# New Addition -- Corydoras atropersonatus



## Emily (May 4, 2010)

I picked up a handful of these guys on Sunday and I am in love! I think their patterns are very delicate and pretty, and I feel lucky that I managed to get some. In fact, I was surprised that they had not sold out! Maybe it's just me  Anyway, here's a photo:










Does anyone else have some of these guys? I am hoping I can get them to spawn.


----------



## Claudia (Apr 21, 2010)

They are real nice, I like cories myself


----------



## Emily (May 4, 2010)

Thanks! Yes they caught my eye immediately and I was lucky enough to have an empty, cycled tank at home they could move into.


----------



## Sploosh (Nov 19, 2012)

Very nice cories  Good luck with getting them to spawn for you


----------



## Emily (May 4, 2010)

Thanks, hopefully they will. Worst case if they don't I still have some pretty catfish to enjoy  Now, I think *you* should go get some..... They would look really good in the 33g


----------



## jobber (May 14, 2010)

Great pics Emily and nice specimens. 
Hope you can get some videos of them enjoying their new surroundings.


----------



## Sploosh (Nov 19, 2012)

Emily said:


> Thanks, hopefully they will. Worst case if they don't I still have some pretty catfish to enjoy  Now, I think *you* should go get some..... They would look really good in the 33g


I actually just added a new dwarf loach to the tank, so no more space for bottom feeders (will be adding at least 2 more )


----------



## bonsai dave (Apr 21, 2010)

cool cories where did you get them ? I could use a few more coires in my wife's tank.


----------



## TigerOscar (Sep 10, 2012)

pic of the loach please


----------



## TigerOscar (Sep 10, 2012)

Teresa wants to know the common name of the corys.........


----------



## Sploosh (Nov 19, 2012)

TigerOscar said:


> pic of the loach please


You can find it here (don't want to be a thread hijacker ) last post
http://www.bcaquaria.com/forum/tank-journals-16/33g-tank-journal-34802/index4.html



TigerOscar said:


> Teresa wants to know the common name of the corys.........

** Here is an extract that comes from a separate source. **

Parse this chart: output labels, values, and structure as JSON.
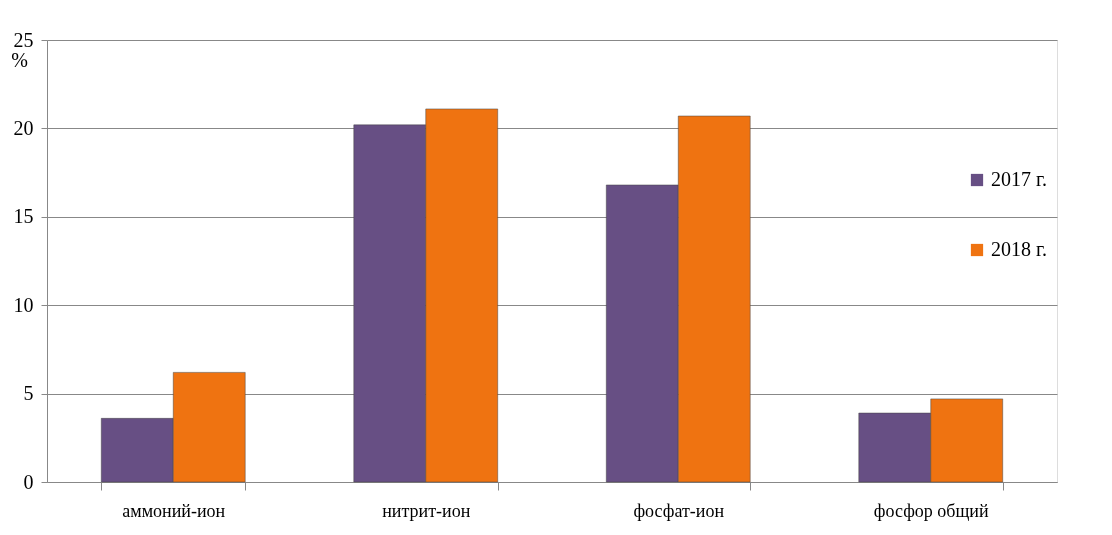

I believe they are called "fairy cories"


----------



## Emily (May 4, 2010)

jobber said:


> Great pics Emily and nice specimens.
> Hope you can get some videos of them enjoying their new surroundings.


I'll get on that 



bonsai dave said:


> cool cories where did you get them ?


They are from Pet Boutique on Marine Drive at Fell Ave. He had quite a few left still but I might be back so.... 



TigerOscar said:


> Teresa wants to know the common name of the corys.........


As Sploosh mentioned, they are called fairy corys. Very cute, they would look great in her tank I bet...


----------



## bonsai dave (Apr 21, 2010)

I have been there a few time in the last couple of weeks and I didn't notice them. I guess I would have to take a trip there tomorrow....


----------



## Maggie May (Jan 19, 2013)

Hey Emily,
Thanks again for the plants! I love the fairy corys. I just bought 3 panda corys. When the tank is a little more established I will look for the fairy corys. I think I am adding too many fish too soon.


----------



## Emily (May 4, 2010)

Maggie May said:


> Hey Emily,
> Thanks again for the plants! I love the fairy corys. I just bought 3 panda corys. When the tank is a little more established I will look for the fairy corys. I think I am adding too many fish too soon.


Hey, welcome to BCA! I am glad you like the plants and congrats on the new fish. Was the tank already cycled or is it now cycling? You could grab some filter media off someone to seed it and speed up the process if you want to be able to add more fish


----------



## rickwaines (Jan 2, 2011)

those are beautiful corrydoras indeed.


----------